Avez-vous prévu un système de communication à Quatre-Bornes pour éviter les problèmes qu’on a vus à Vandermesch ?

Nous avons eu des réunions de travail. Nous sommes en bonne voie et nous ferons tout en collaboration avec les forces vives de la région. Une “dedicated team” sera constituée pour suivre les travaux au jour le jour, comme à Rose-Hill et Port-Louis, et pour anticiper les problèmes.

Ou en sommes-nous avec Verdun-Phoenix ? Pourquoi les travaux ont-ils pris autant de temps ?

Vous savez, on n’aurait jamais dû couper la montagne. Il y a eu un phénomène d’affaissement du fait que la base de la route était trop faible, ensuite il y a une pente qui continue à bouger. Après les tests effectués par les Sud-Africains, les Coréens et les Français, on est arrivé à trouver la solution.

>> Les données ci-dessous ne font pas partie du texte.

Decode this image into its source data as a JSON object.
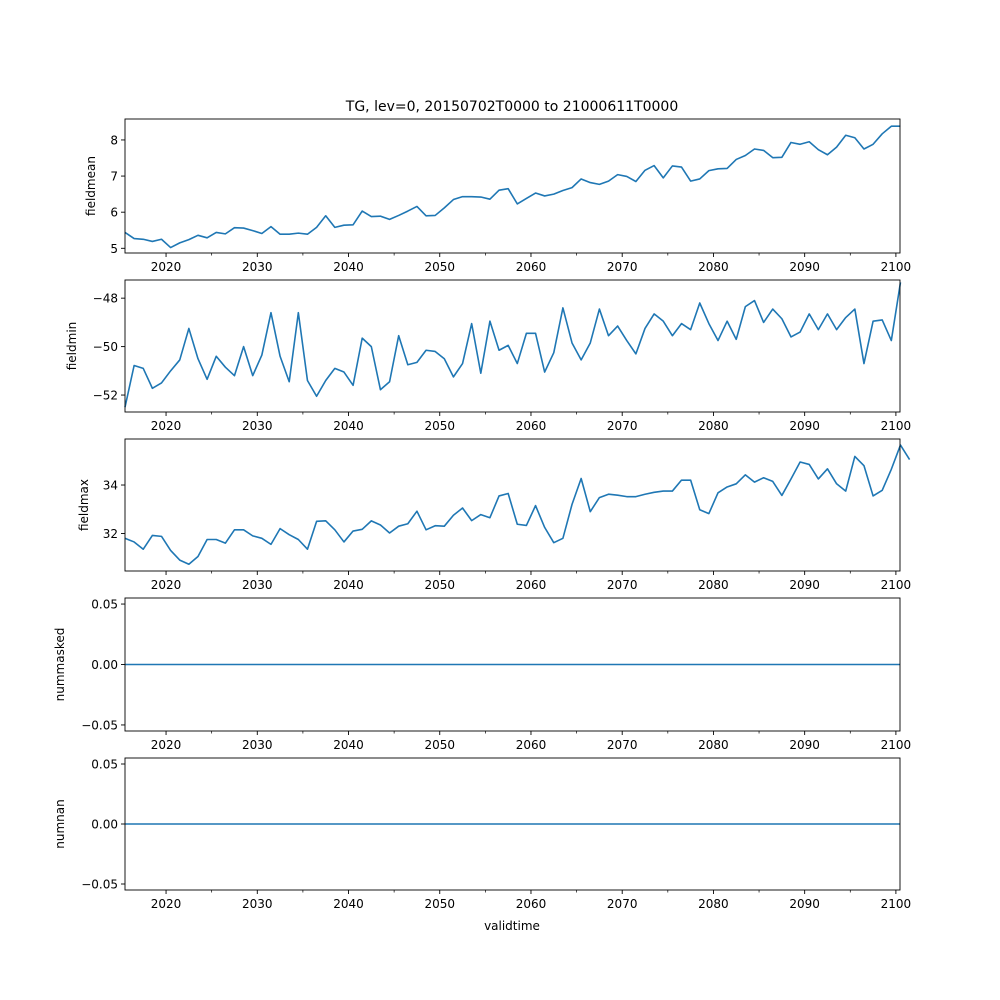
{
  "figure": {
    "title": "TG, lev=0, 20150702T0000 to 21000611T0000",
    "xlabel": "validtime"
  },
  "chart_data": [
    {
      "type": "line",
      "ylabel": "fieldmean",
      "xlim": [
        2015.5,
        2100.45
      ],
      "ylim": [
        4.87,
        8.58
      ],
      "yticks": [
        5,
        6,
        7,
        8
      ],
      "ytick_labels": [
        "5",
        "6",
        "7",
        "8"
      ],
      "xticks": [
        2020,
        2030,
        2040,
        2050,
        2060,
        2070,
        2080,
        2090,
        2100
      ],
      "xtick_labels": [
        "2020",
        "2030",
        "2040",
        "2050",
        "2060",
        "2070",
        "2080",
        "2090",
        "2100"
      ],
      "line_color": "#1f77b4",
      "x_start": 2015.5,
      "x_step": 1,
      "values": [
        5.44,
        5.27,
        5.25,
        5.19,
        5.25,
        5.02,
        5.15,
        5.24,
        5.36,
        5.29,
        5.44,
        5.4,
        5.57,
        5.56,
        5.49,
        5.41,
        5.6,
        5.39,
        5.39,
        5.42,
        5.39,
        5.58,
        5.9,
        5.58,
        5.64,
        5.65,
        6.03,
        5.88,
        5.89,
        5.8,
        5.91,
        6.03,
        6.16,
        5.9,
        5.91,
        6.12,
        6.35,
        6.43,
        6.43,
        6.42,
        6.36,
        6.61,
        6.65,
        6.23,
        6.38,
        6.53,
        6.45,
        6.5,
        6.6,
        6.68,
        6.92,
        6.82,
        6.77,
        6.86,
        7.04,
        6.99,
        6.85,
        7.16,
        7.29,
        6.95,
        7.28,
        7.25,
        6.86,
        6.92,
        7.15,
        7.2,
        7.21,
        7.46,
        7.57,
        7.75,
        7.71,
        7.51,
        7.52,
        7.93,
        7.88,
        7.95,
        7.73,
        7.59,
        7.8,
        8.13,
        8.06,
        7.75,
        7.88,
        8.17,
        8.38,
        8.38
      ]
    },
    {
      "type": "line",
      "ylabel": "fieldmin",
      "xlim": [
        2015.5,
        2100.45
      ],
      "ylim": [
        -52.7,
        -47.25
      ],
      "yticks": [
        -52,
        -50,
        -48
      ],
      "ytick_labels": [
        "−52",
        "−50",
        "−48"
      ],
      "xticks": [
        2020,
        2030,
        2040,
        2050,
        2060,
        2070,
        2080,
        2090,
        2100
      ],
      "xtick_labels": [
        "2020",
        "2030",
        "2040",
        "2050",
        "2060",
        "2070",
        "2080",
        "2090",
        "2100"
      ],
      "line_color": "#1f77b4",
      "x_start": 2015.5,
      "x_step": 1,
      "values": [
        -52.5,
        -50.78,
        -50.9,
        -51.72,
        -51.5,
        -51.0,
        -50.55,
        -49.25,
        -50.5,
        -51.35,
        -50.4,
        -50.85,
        -51.2,
        -50.0,
        -51.2,
        -50.35,
        -48.6,
        -50.4,
        -51.45,
        -48.6,
        -51.4,
        -52.05,
        -51.4,
        -50.9,
        -51.05,
        -51.6,
        -49.65,
        -50.0,
        -51.78,
        -51.45,
        -49.55,
        -50.75,
        -50.65,
        -50.15,
        -50.2,
        -50.5,
        -51.25,
        -50.7,
        -49.05,
        -51.1,
        -48.95,
        -50.15,
        -49.95,
        -50.7,
        -49.45,
        -49.45,
        -51.05,
        -50.25,
        -48.4,
        -49.85,
        -50.55,
        -49.85,
        -48.45,
        -49.55,
        -49.15,
        -49.75,
        -50.3,
        -49.25,
        -48.65,
        -48.95,
        -49.55,
        -49.05,
        -49.3,
        -48.2,
        -49.05,
        -49.75,
        -48.95,
        -49.7,
        -48.35,
        -48.1,
        -49.0,
        -48.45,
        -48.85,
        -49.6,
        -49.4,
        -48.65,
        -49.3,
        -48.65,
        -49.3,
        -48.8,
        -48.45,
        -50.7,
        -48.95,
        -48.9,
        -49.75,
        -47.35
      ]
    },
    {
      "type": "line",
      "ylabel": "fieldmax",
      "xlim": [
        2015.5,
        2100.45
      ],
      "ylim": [
        30.45,
        35.9
      ],
      "yticks": [
        32,
        34
      ],
      "ytick_labels": [
        "32",
        "34"
      ],
      "xticks": [
        2020,
        2030,
        2040,
        2050,
        2060,
        2070,
        2080,
        2090,
        2100
      ],
      "xtick_labels": [
        "2020",
        "2030",
        "2040",
        "2050",
        "2060",
        "2070",
        "2080",
        "2090",
        "2100"
      ],
      "line_color": "#1f77b4",
      "x_start": 2015.5,
      "x_step": 1,
      "values": [
        31.8,
        31.65,
        31.35,
        31.92,
        31.88,
        31.3,
        30.9,
        30.73,
        31.05,
        31.75,
        31.75,
        31.6,
        32.15,
        32.15,
        31.9,
        31.8,
        31.55,
        32.2,
        31.95,
        31.75,
        31.35,
        32.5,
        32.52,
        32.15,
        31.65,
        32.1,
        32.17,
        32.52,
        32.35,
        32.02,
        32.3,
        32.4,
        32.92,
        32.15,
        32.32,
        32.3,
        32.75,
        33.05,
        32.53,
        32.78,
        32.65,
        33.55,
        33.65,
        32.38,
        32.33,
        33.15,
        32.25,
        31.62,
        31.8,
        33.2,
        34.27,
        32.9,
        33.48,
        33.62,
        33.58,
        33.52,
        33.52,
        33.62,
        33.7,
        33.75,
        33.75,
        34.2,
        34.2,
        32.98,
        32.82,
        33.68,
        33.92,
        34.05,
        34.42,
        34.12,
        34.3,
        34.15,
        33.57,
        34.25,
        34.95,
        34.85,
        34.25,
        34.67,
        34.05,
        33.75,
        35.18,
        34.8,
        33.55,
        33.78,
        34.65,
        35.65,
        35.05
      ]
    },
    {
      "type": "line",
      "ylabel": "nummasked",
      "xlim": [
        2015.5,
        2100.45
      ],
      "ylim": [
        -0.055,
        0.055
      ],
      "yticks": [
        -0.05,
        0.0,
        0.05
      ],
      "ytick_labels": [
        "−0.05",
        "0.00",
        "0.05"
      ],
      "xticks": [
        2020,
        2030,
        2040,
        2050,
        2060,
        2070,
        2080,
        2090,
        2100
      ],
      "xtick_labels": [
        "2020",
        "2030",
        "2040",
        "2050",
        "2060",
        "2070",
        "2080",
        "2090",
        "2100"
      ],
      "line_color": "#1f77b4",
      "x": [
        2015.5,
        2100.45
      ],
      "values": [
        0,
        0
      ]
    },
    {
      "type": "line",
      "ylabel": "numnan",
      "xlim": [
        2015.5,
        2100.45
      ],
      "ylim": [
        -0.055,
        0.055
      ],
      "yticks": [
        -0.05,
        0.0,
        0.05
      ],
      "ytick_labels": [
        "−0.05",
        "0.00",
        "0.05"
      ],
      "xticks": [
        2020,
        2030,
        2040,
        2050,
        2060,
        2070,
        2080,
        2090,
        2100
      ],
      "xtick_labels": [
        "2020",
        "2030",
        "2040",
        "2050",
        "2060",
        "2070",
        "2080",
        "2090",
        "2100"
      ],
      "line_color": "#1f77b4",
      "x": [
        2015.5,
        2100.45
      ],
      "values": [
        0,
        0
      ]
    }
  ]
}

Nous faisons le remplissage sur la base horizontale et nous mettrons des pieux pour fixer la pente. Pas moins de 180 pieux d’un mètre de diamètre qui peuvent aller jusqu’à 20 mètres de profondeur sont en train d’être installés à raison de trois par jour. Les travaux structuraux seront complétés en décembre et on pourra poser la route dessus. À ceux qui disent que j’ai pris du temps, je réponds que je n’ai pas le droit à l’erreur.

 

Au niveau de la sécurité routière, le nombre de victimes a déjà dépassé les chiffres de l’année dernière.

Il ne faut pas se décourager. Au fait, on dépense des milliards à faire des routes et pour le transport en commun, mais la priorité des priorités reste de sauver des vies. Nous avons créé une commission nationale avec le Premier ministre. Nous avons un conseil de sécurité qui se réunit tous les mois. Nous avons fait une campagne et avons amendé des lois. Chaque Mauricien a coutume de « tracer sa route » mais on ne peut pas le faire sur la voie routière car elle nous appartient à tous. Les plus fragiles sont les piétons et les deux-roues. Nous nous focalisons actuellement sur ces deux catégories. Nous nous sommes engagés dans un programme de formation à tous les niveaux. Des mesures plus sévères sont en vigueur. Nous espérons que nous les usagers de la route pourront la partager avec plus de respect.